Consommation cinématographique : évolution, impacts économiques et écologiques.

Par Louis DENICOURT et Alain BOLORONUS (BTS Gemeau)

Dans quelle mesure l’industrie cinématographique est-elle une industrie de surconsommation qui a une influence économique et écologique dans le monde ?


Depuis les premières expériences artisanales des Frères Lumières en 1895 jusqu’aux superproductions contemporaines, le cinéma s’est transformé au point qu’il a changé non seulement d’aspect mais aussi de nature : de simple moyen d’expression artistique, il est devenu un objet de consommation de masse. Nous pouvons donc nous demander dans quelles mesures l’industrie cinématographique est-elle une industrie de surconsommation qui a une influence économique et écologique dans le monde.

Nous allons donc tout d’abord étudier l’évolution de la consommation cinématographique liée aux dernières innovations technologiques, puis nous nous intéresserons aux conséquences économiques de la consommation cinématographique et pour finir à ses impacts écologiques.

Évolution de la consommation cinématographique

Le DVD, apparu en France à partir de 1998, est un mode de consommation cinématographique qui a provoqué un recul de la fréquentation des salles de cinéma. Mais le confort et l’immersion spécifiques des salles de cinéma sont encore recherchés et le tarif des places de cinéma par rapport au prix d’un DVD reste avantageux pour une personne.

Le home-cinéma qui s’est développé quelques années plus tard tend à rapprocher les spectateurs des conditions d’une salle de cinéma.

Un autre phénomène a révolutionné la consommation cinématographique : le streaming. Il permet la consommation cinématographique à domicile. Les périodes de confinement liées à la crise sanitaire ont accéléré ce mode de consommation (périodes de fermetures des salles).

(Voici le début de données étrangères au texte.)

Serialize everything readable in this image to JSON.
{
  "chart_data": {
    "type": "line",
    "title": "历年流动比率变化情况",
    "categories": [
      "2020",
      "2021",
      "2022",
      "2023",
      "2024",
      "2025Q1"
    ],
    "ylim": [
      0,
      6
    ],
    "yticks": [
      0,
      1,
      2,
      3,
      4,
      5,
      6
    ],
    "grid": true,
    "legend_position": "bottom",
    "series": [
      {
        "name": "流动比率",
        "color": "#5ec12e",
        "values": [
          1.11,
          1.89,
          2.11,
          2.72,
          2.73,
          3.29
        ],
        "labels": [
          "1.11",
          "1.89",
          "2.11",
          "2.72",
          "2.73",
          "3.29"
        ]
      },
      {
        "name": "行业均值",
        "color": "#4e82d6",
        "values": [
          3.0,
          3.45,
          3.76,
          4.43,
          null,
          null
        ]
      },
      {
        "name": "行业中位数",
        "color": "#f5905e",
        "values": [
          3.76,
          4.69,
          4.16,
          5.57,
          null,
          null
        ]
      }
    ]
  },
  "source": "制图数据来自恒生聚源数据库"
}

Ce nouveau média fait l’objet de nombreuses critiques. En effet, son utilisation s’accompagne d’algorithmes dont le but est d’inciter le spectateur à consommer davantage et d’orienter ses choix par des recommandations de films en fonction de ses habitudes. Le réalisateur Martin Scorsese a dit à ce propos que ces algorithmes “traitent le spectateur comme un consommateur et rien d’autre”. Il compare les films de super-héros MARVEL aux manèges des parcs d’attractions. Le spectateur est un consommateur qui recherche des sensations fortes.

M. Scorsese n’est pas le seul à critiquer le contrôle par les algorithmes. La domination du monde par les ordinateurs est critiquée par d’autres réalisateurs à travers leurs films comme Terminator (réalisé par James Cameron) et The Matrix (réalisé par Lana Wachowski).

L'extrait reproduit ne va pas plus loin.